Por causa das medidas de segurança, Isaura Silva acabaria por cumprir quatro anos de prisão, em Caxias, sendo libertada em 1957, numa altura em que pesava apenas 30 quilos, e já depois de ter estado internada por causa do seu estado de fragilidade. Domingos Abrantes, um histórico membro do Partido Comunista Português (PCP), conheceu-a nesta altura e tornaram-se amigos para o resto da vida. Uma amizade “profundíssima”, disse, esta quarta-feira ao PÚBLICO. “Conheci-a quando saiu da prisão e era uma pessoa de uma generosidade enorme e com uma alegria de viver contagiante, mesmo nos momentos mais difíceis. Alguém que apesar de todo o sofrimento, nem nos momentos mais difíceis perdeu o ânimo, a coragem, a alegria e a vontade de continuar a lutar.”

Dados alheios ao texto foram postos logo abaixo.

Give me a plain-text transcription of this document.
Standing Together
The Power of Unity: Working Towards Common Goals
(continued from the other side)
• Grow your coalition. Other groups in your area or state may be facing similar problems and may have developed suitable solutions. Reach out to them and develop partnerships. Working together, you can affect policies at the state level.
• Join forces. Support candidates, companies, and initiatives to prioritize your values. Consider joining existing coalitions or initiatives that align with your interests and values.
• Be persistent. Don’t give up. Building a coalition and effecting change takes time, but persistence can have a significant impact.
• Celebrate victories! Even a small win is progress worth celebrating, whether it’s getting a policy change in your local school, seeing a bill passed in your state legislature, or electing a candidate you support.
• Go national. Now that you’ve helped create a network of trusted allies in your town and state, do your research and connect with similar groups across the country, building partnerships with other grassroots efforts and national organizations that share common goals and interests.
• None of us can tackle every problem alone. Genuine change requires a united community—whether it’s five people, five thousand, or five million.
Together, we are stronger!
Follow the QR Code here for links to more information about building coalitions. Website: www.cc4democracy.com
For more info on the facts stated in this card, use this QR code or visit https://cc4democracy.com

Conceição Matos, casada com Domingos Abrantes e também ela ex-presa política, brutalmente torturada pela PIDE, descreve Isaura Borges Coelho como alguém que teve “uma vida inteira dedicada à luta da liberdade, muito corajosa, muito solidária e que enfrentou com dignidade e coragem a passagem pela prisão”.

Desta vez, Conceição Matos não se refere a Isaura como “um vulcão de energia na entrega sem limite às causas em que se empenhou”, mas foi esta a descrição que fez, recentemente, ao ex-preso político e vereador da CDU na Câmara de Cascais, Clemente Alves, e que ele recorda agora ao PÚBLICO. Amigo do casal Borges Coelho, Clemente Alves refere-se a Isaura Silva como “a mulher mais doce que se possa imaginar”, apesar da sua força. E uma presença constante na vida mais mediática do marido. “Mesmo quando a Isaura não estava com ele, ela estava sempre presente. Ele tinha sempre de apresentar um pretexto para falar da Isaura, ela era como um terceiro pulmão do António Borges Coelho.”

Quando saiu da prisão, em 1957, Isaura Silva não foi autorizada a visitar Borges Coelho na prisão, por não serem casados. Durante a separação, tenta contactar com ele enviando-lhe cartas em que se faz passar por uma tia, mas o esquema é descoberto pela PIDE. Os dois só puderam voltar a ver-se depois do casamento no forte.

Delegada sindical

Membro do PCP, Isaura Borges Coelho trabalhou como enfermeira e foi delegada sindical das enfermeiras na Maternidade Alfredo da Costa até se ter reformado. No ano passado, a Câmara de Portimão homenageou-a com a Medalha de Honra do Município e o título de cidadã benemérita da cidade em que nasceu.

O funeral é na sexta-feira, às 13h30, no Centro Funerário de Cascais da Servilusa, onde também decorre o velório, a partir das 18h desta quinta-feira.